Chi sono
Vent’anni di club, oltre 2.000 matrimoni
Ho imparato a leggere una pista quando sbagliare significava vedere la sala svuotarsi in tre minuti. Quella scuola è ancora il mio metodo, e ogni fine settimana torno a esercitarla in club.
Dai club ai matrimoni
Ho passato più di vent’anni in consolle nei club. È lì che si impara la parte del lavoro che non si può insegnare a parole: capire in pochi secondi cosa sta chiedendo una sala e reagire prima che se ne accorga qualcun altro. In un club nessuno ti perdona un brano sbagliato.
In quegli anni ho aperto per Guy Gerber, Benny Benassi, Erick Morillo e Louie Vega, e ho suonato dopo i live di Sting, Brian May, Queen + Adam Lambert, Andrea Bocelli e Ricchi e Poveri: contesti in cui il DJ arriva dopo un momento altissimo e deve tenere in mano la sala senza rovinarlo.
Il lavoro nei club non si è mai interrotto
Dei club non parlo al passato. Da oltre vent’anni suono nei club e dal 2017 sono ogni fine settimana all’El PavoReal di Firenze, una realtà di riferimento della nightlife fiorentina e toscana: il sabato dedicato al pubblico over 30, il venerdì rivolto a un pubblico più giovane. Due sale diverse, due ascolti diversi, ogni settimana.

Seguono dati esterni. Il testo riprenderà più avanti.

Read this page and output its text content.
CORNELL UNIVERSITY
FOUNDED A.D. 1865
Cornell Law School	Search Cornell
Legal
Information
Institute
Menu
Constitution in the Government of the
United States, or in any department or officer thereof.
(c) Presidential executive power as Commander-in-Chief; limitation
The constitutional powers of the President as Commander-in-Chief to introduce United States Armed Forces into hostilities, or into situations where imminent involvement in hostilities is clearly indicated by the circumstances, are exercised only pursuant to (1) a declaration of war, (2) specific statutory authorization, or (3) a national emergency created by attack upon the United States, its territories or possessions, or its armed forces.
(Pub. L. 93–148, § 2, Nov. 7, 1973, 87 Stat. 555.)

È una pratica che ho scelto di non interrompere. Suonare con continuità davanti a un pubblico che non conosco mi tiene in ascolto: mi dice cosa si sta muovendo nella musica, cosa resiste al tempo e cosa invece ha smesso di parlare alle persone. È una sensibilità che torna utile anche in una villa, dove il repertorio spazia dagli intramontabili anni Settanta, Ottanta e Novanta fino alle hit del momento e ogni brano ha lo stesso peso.

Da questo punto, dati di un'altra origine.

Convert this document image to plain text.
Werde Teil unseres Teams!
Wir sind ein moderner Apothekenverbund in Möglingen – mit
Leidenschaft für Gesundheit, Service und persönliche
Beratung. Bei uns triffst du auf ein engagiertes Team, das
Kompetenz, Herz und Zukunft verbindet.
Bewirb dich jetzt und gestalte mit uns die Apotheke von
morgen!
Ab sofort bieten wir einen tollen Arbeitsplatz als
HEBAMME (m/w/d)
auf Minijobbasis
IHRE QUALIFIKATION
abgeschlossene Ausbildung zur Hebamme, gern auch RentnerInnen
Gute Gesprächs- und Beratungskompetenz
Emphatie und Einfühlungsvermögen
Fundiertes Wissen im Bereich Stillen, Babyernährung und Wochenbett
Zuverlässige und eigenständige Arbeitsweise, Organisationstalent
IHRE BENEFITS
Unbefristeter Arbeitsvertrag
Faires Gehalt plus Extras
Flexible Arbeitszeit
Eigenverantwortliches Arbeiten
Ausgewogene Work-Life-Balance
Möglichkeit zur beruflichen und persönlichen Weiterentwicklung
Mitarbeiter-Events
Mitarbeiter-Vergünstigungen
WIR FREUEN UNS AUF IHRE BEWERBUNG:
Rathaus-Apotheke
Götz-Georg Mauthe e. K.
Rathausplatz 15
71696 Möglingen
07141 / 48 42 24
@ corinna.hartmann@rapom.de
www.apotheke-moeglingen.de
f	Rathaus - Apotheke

Ai club si sono aggiunti i matrimoni, e con loro un pubblico completamente diverso: tre generazioni nella stessa stanza, gusti musicali distanti anni luce, e una sola serata da non sbagliare. Oggi ho suonato oltre 2.000 matrimoni e curo più di 130 eventi l’anno, in Toscana, in tutta Italia e all’estero.
Clienti internazionali
Lavoro con clienti internazionali, personalità dello spettacolo e dello sport, aziende e famiglie che scelgono l’Italia per il proprio evento. Con loro il lavoro richiede due qualità in più: la capacità di gestire ospiti di più nazionalità nella stessa serata e una riservatezza totale. Nessuno dei loro nomi è su questo sito, ed è esattamente il motivo per cui mi richiamano.
Aziende e brand
Ho firmato la musica di eventi per Cartier, Porsche, Salvatore Ferragamo, Dolce & Gabbana e Mercedes-Benz. Il tono cambia completamente rispetto a un matrimonio, ma la richiesta di fondo è identica: presenza tecnica assoluta e nessun protagonismo.

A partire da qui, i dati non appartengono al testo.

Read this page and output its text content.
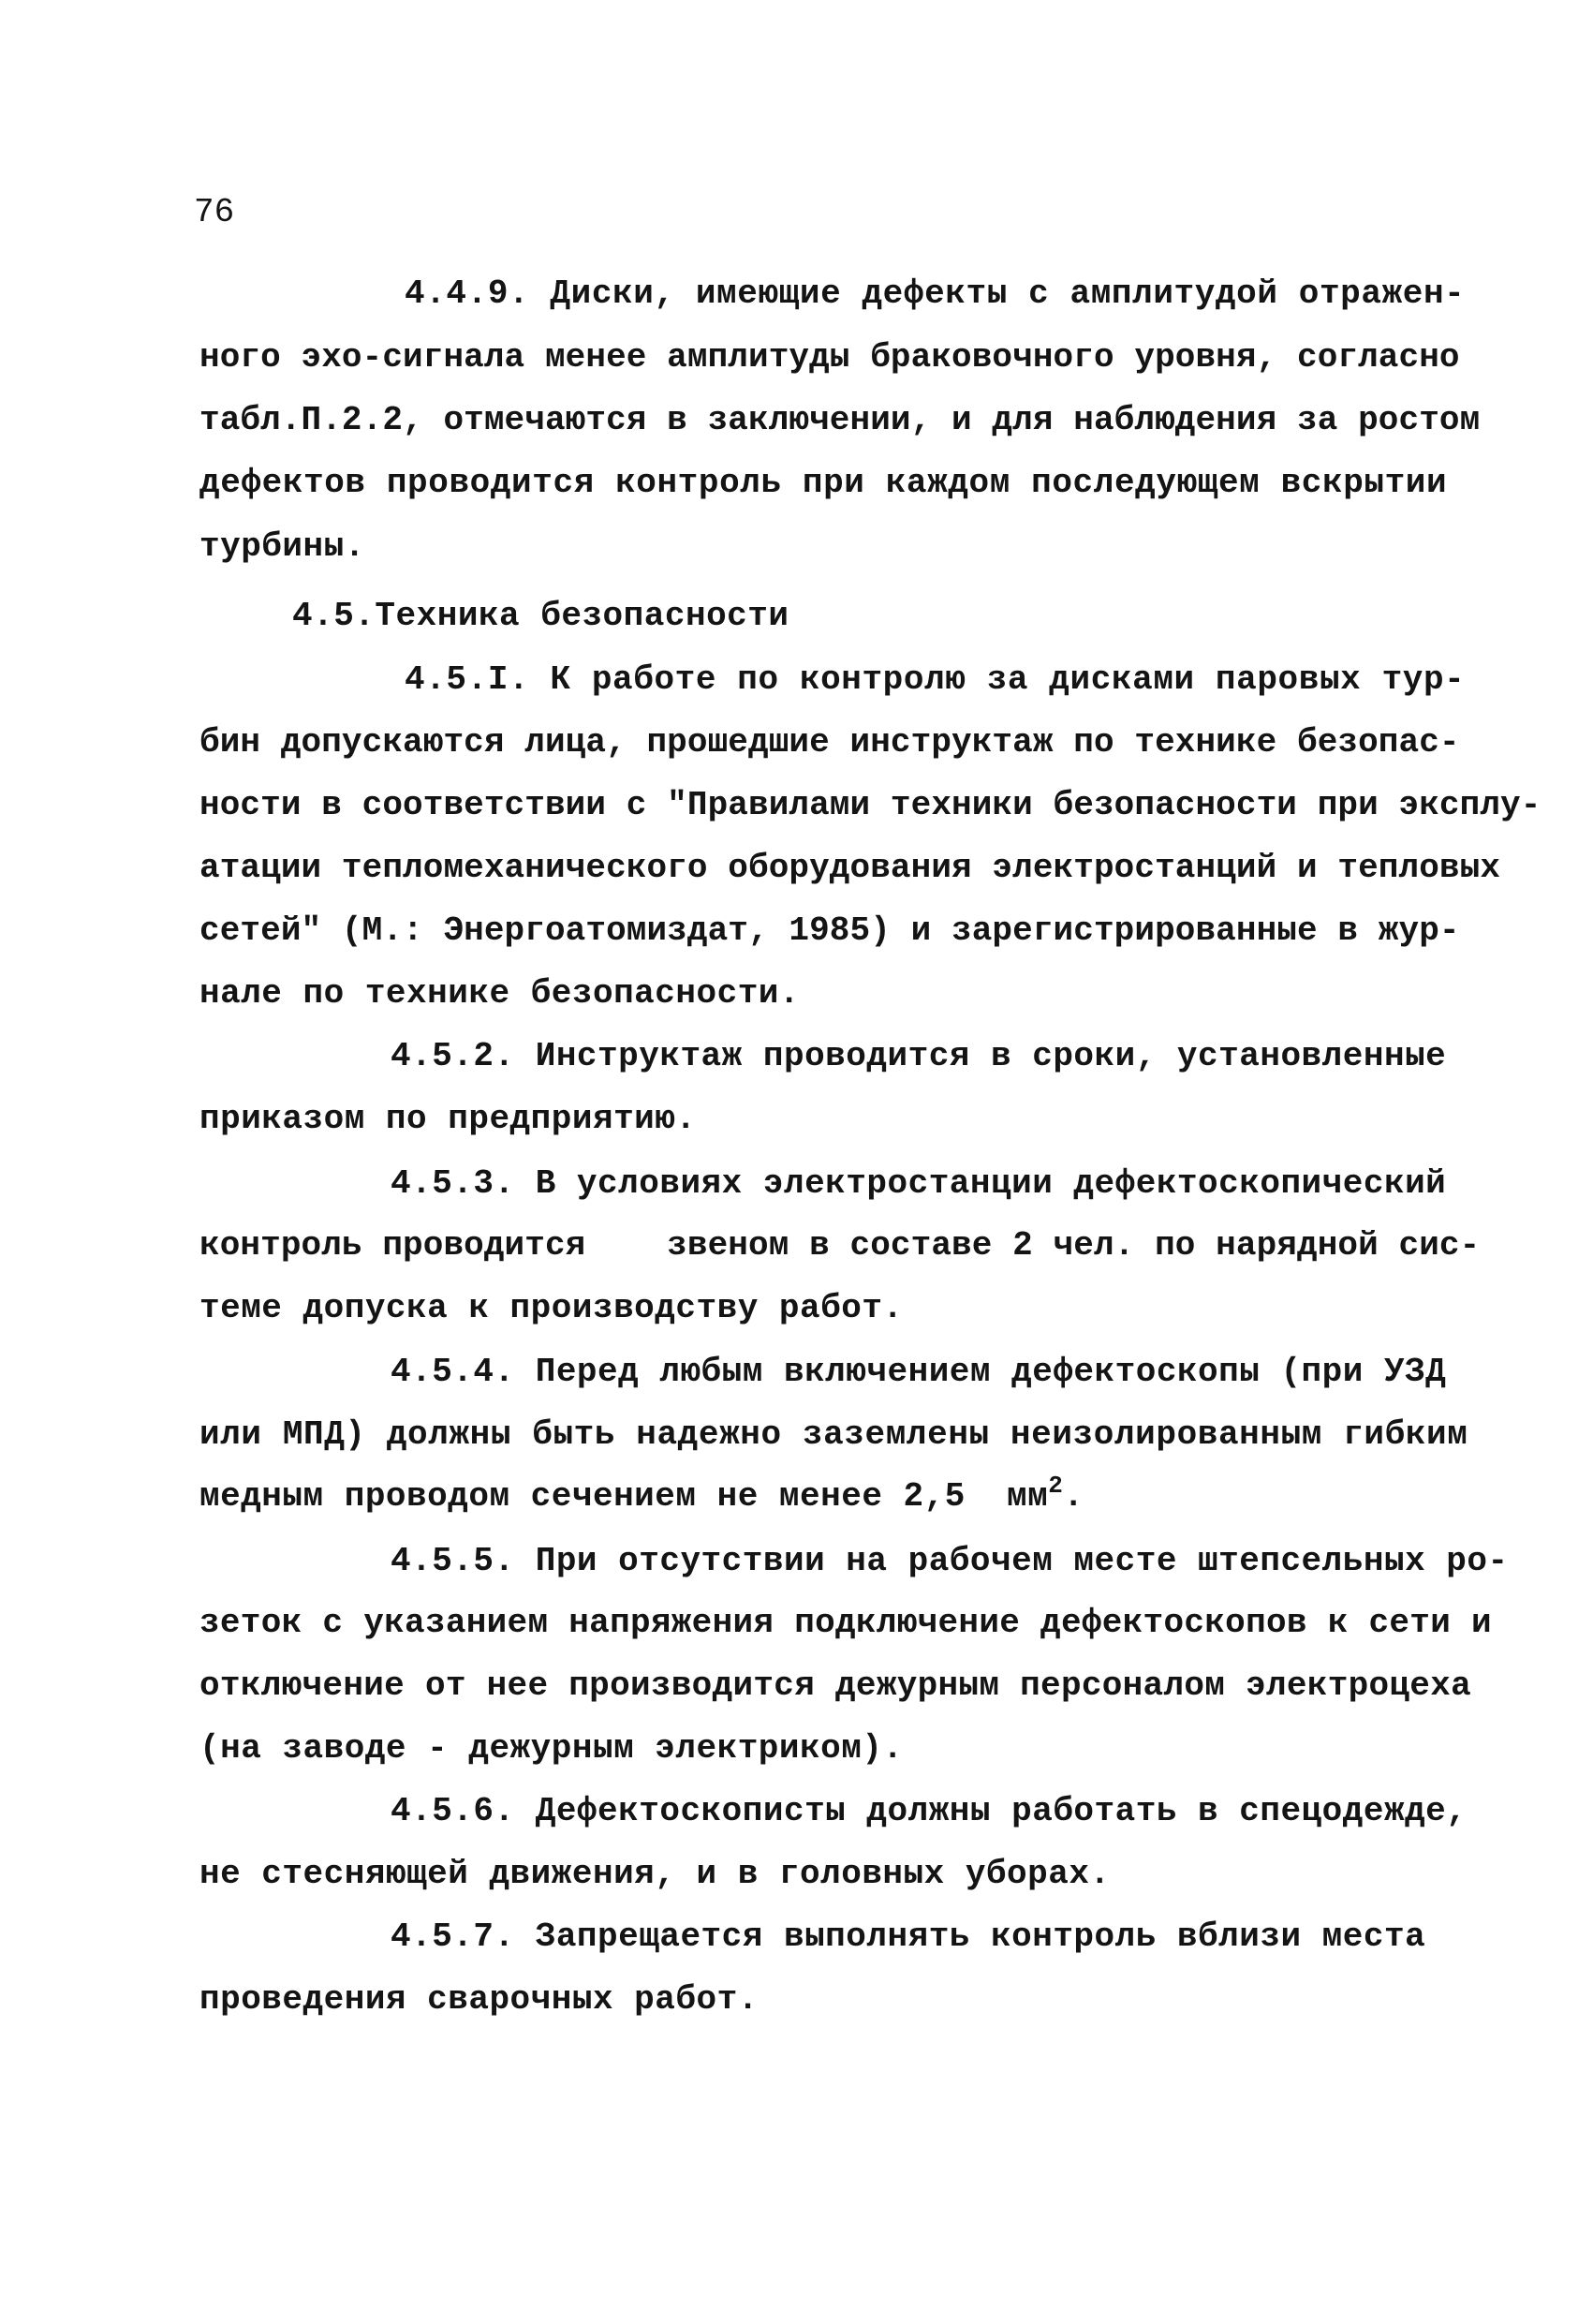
76
4.4.9. Диски, имеющие дефекты с амплитудой отражен-
ного эхо-сигнала менее амплитуды браковочного уровня, согласно
табл.П.2.2, отмечаются в заключении, и для наблюдения за ростом
дефектов проводится контроль при каждом последующем вскрытии
турбины.
4.5.Техника безопасности
4.5.I. К работе по контролю за дисками паровых тур-
бин допускаются лица, прошедшие инструктаж по технике безопас-
ности в соответствии с "Правилами техники безопасности при эксплу-
атации тепломеханического оборудования электростанций и тепловых
сетей" (М.: Энергоатомиздат, 1985) и зарегистрированные в жур-
нале по технике безопасности.
4.5.2. Инструктаж проводится в сроки, установленные
приказом по предприятию.
4.5.3. В условиях электростанции дефектоскопический
контроль проводится    звеном в составе 2 чел. по нарядной сис-
теме допуска к производству работ.
4.5.4. Перед любым включением дефектоскопы (при УЗД
или МПД) должны быть надежно заземлены неизолированным гибким
медным проводом сечением не менее 2,5  $мм^2$.
4.5.5. При отсутствии на рабочем месте штепсельных ро-
зеток с указанием напряжения подключение дефектоскопов к сети и
отключение от нее производится дежурным персоналом электроцеха
(на заводе - дежурным электриком).
4.5.6. Дефектоскописты должны работать в спецодежде,
не стесняющей движения, и в головных уборах.
4.5.7. Запрещается выполнять контроль вблизи места
проведения сварочных работ.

Come lavoro con gli altri professionisti
Collaboro stabilmente con wedding planner, location, service e team di produzione. Buona parte dei miei eventi arriva dalle loro segnalazioni: nel nostro settore è la forma di fiducia che conta di più, perché si rinnova soltanto quando ogni serata è andata come previsto.
In numeri e nomi
Il percorso
In consolle ogni settimana
Aperture nei club
Serate dopo i live di
Eventi per i brand

Il principio
Il DJ non è l’attrazione
Molti colleghi hanno costruito una carriera sul proprio nome. Io ho costruito la mia sul fatto che nessuno dei miei clienti abbia mai dovuto pensare a me durante la propria serata.
Niente animazione, niente show al microfono, niente firma musicale imposta. La musica è al servizio della serata, e la serata è tua.